Other District 6 Candidates:
- Dawn Barlow (D)
- Christopher Finley (D)
- Peter Heffernan (D)
- Merrilee Wineinger (D)
- Bob Corlew (R)
- Judd Matheny (R)
- Christopher Monday (R)
- John Rose (R)
- LaVern Vivio (R)
- David Ross (Independent) – In a political courage test from 2016, David declared that he does not support funding renewable energy developments or regulating greenhouse gas emissions. He supported the Keystone XL pipeline but did not support the pipeline traveling through reservations. He also supported an increase in fracking restrictions but does not believe humans contribute to climate change (source).
Our pick: Justin Kanew
Justin supports some great things in the environmental-sphere. Firstly, he’s all about renewable energy. He supports a fully-renewable energy-driven country by 2050 and understands the initial investments, but he reminds Americans that making this transition will make running the electric grid cheaper in the long run. (Not to mention all those good environmental benefits.) Justin also supports carbon taxes (or carbon fee & dividend policies) in order to reduce pollution. Lastly, he isn’t too happy about the Paris Climate Agreement withdrawal.
Other District 7 Candidates:
Well, District 8, none of your candidates really discuss environmental issues or sustainability in their platforms. We recommend looking at other important issues before casting your vote.
- John Boatner Jr. (D)
- Erika Stotts Pearson (D)
- David Kustoff (R) – Incumbent – Supports an “all of the above” approach to energy, including the use of fossil fuels and renewable energy.
- George Flinn Jr. (R)
- Colleen Owens (R)
- James Hart (Independent)
Our pick: Steve Cohen
- Incumbent since 2007
- Summary: A real sustainable guy
We have lots to cover for Steve (lots of good and green things!) First, he’s shown support for developing renewable energy, decreasing pollution, and saving the bees. Let’s look at how he’s doing that.
In Congress, Steve suggested an amendment to a bill (H.R. 2028) that expands funding to the Energy’s SuperTruck II program, which aims to improve efficiency in Class 8 long-haul and regional-haul trucks. This is good news, considering how much of our country’s goods are hauled across the country in huge trucks emitting lots of gas. Any increase in energy efficiency is a good one.
One bill of his that we’re particularly excited about, is The 10 Million Solar Roofs Act. This plan invests a money into expanding the solar energy in our country by providing loans, rebates, and other incentives to businesses and individuals for solar panel installation. This would significantly increase the use of clean, solar energy and reduce pollution related to fossil fuel energy.
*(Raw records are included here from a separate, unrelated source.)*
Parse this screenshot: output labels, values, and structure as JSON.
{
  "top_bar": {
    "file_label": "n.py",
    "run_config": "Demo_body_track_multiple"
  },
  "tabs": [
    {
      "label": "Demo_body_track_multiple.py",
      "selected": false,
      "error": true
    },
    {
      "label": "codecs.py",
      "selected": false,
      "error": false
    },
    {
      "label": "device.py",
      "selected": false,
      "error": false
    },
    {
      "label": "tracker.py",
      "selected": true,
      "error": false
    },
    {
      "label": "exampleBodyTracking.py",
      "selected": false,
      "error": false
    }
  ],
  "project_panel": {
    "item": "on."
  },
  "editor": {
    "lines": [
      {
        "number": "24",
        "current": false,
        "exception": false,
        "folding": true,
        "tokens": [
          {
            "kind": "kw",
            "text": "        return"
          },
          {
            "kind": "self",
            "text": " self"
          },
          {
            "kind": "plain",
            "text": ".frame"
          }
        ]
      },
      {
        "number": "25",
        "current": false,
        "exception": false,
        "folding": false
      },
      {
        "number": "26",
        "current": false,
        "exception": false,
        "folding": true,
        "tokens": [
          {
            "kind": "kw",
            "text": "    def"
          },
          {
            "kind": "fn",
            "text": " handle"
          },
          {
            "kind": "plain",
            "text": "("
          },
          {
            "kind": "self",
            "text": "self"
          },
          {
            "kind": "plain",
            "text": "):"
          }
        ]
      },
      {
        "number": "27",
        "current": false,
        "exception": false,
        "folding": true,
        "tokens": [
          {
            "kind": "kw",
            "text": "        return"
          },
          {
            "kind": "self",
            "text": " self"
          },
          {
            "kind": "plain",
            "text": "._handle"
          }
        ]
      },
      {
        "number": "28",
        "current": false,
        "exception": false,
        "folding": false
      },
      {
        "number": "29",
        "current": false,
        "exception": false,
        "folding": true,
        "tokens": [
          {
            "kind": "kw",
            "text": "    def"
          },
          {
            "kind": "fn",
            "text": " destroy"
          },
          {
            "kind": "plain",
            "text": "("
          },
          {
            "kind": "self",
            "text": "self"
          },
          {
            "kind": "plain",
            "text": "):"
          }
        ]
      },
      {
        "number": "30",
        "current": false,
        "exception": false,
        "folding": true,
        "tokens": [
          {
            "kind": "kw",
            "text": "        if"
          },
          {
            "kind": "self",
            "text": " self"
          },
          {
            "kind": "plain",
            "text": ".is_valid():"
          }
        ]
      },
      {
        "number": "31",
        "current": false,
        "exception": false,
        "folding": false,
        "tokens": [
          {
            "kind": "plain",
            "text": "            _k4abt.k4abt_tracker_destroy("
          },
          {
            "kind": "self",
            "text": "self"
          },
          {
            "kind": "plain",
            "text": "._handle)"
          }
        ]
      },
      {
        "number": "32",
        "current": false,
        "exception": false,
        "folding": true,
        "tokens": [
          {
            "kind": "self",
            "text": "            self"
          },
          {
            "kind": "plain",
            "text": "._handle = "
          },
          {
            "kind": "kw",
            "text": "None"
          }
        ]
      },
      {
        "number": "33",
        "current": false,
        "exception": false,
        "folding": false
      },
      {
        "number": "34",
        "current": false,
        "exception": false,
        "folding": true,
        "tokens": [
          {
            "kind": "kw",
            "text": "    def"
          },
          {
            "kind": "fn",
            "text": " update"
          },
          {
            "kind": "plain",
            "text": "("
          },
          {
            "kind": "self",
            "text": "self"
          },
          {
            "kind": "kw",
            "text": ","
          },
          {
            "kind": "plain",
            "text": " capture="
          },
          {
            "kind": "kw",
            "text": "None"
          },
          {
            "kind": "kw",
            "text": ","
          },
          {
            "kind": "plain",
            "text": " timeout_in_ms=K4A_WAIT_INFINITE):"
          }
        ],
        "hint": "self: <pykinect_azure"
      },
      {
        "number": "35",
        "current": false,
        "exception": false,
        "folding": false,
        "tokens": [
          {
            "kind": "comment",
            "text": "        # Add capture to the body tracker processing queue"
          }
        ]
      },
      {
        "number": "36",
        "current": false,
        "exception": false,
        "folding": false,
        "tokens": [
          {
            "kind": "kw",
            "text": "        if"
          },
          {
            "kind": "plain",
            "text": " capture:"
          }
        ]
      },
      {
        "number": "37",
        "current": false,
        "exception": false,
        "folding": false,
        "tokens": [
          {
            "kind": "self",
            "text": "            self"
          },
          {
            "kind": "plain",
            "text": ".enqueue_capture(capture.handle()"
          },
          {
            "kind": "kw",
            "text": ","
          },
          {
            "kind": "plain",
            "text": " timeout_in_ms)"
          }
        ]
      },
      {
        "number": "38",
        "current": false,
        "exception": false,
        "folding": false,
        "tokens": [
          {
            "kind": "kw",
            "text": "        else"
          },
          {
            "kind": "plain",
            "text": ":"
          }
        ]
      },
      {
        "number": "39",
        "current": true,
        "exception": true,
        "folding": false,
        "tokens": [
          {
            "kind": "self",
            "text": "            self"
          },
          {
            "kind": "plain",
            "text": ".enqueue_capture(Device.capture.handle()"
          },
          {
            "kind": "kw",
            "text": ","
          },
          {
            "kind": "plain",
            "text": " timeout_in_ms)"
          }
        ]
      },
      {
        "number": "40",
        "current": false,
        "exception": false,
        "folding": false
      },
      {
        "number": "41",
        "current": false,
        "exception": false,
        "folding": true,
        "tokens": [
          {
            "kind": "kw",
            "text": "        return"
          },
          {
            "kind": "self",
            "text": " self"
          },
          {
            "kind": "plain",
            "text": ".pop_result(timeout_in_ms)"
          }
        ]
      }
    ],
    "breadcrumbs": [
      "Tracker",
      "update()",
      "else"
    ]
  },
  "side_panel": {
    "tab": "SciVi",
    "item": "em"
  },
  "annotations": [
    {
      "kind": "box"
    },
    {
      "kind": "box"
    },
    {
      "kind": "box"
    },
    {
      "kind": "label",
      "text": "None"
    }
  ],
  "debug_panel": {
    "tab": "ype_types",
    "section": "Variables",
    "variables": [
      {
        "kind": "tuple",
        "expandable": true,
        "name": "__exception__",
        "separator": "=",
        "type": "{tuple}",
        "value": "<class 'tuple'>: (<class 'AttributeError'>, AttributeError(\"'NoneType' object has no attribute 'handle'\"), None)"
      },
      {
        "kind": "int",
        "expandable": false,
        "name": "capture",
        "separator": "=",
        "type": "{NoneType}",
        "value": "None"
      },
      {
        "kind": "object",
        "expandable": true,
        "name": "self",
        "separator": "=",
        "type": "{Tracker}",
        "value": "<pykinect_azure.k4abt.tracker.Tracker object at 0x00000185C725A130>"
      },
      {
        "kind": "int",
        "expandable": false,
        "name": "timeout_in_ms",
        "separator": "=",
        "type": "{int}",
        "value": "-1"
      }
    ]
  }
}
Another bill with Steve’s stamp of support includes The American Recovery and Reinvestment Act. This bill promotes energy efficiency, fuel conservation programs, and “Smart Growth” development. The act encourages this through a number of investments, namely tax credit expansions for residents, tax credits for hybrid cars, and clean energy bonds for smaller governments.
Additionally, Steve has cosponsored other bills that promote clean energy with tax credits and grants, reduces greenhouse gas emissions, and works toward energy independence. Steve pushes for clean energy to protect the environment and public health. He reflects on these concerns when discussing the Gulf Oil Spill, and warns that drilling is never a low-risk situation. The switch to clean energy permanently cuts out these risks.
Lastly, Steve cosponsors the Saving America’s Pollinators Act. This act recognizes the importance honey bees (and other pollinators) have in our ecosystems and the environment. The bill would require the EPA to prevent the death of bees by restricting specific insecticides that are toxic to bees. (We’re big fans of this bill.)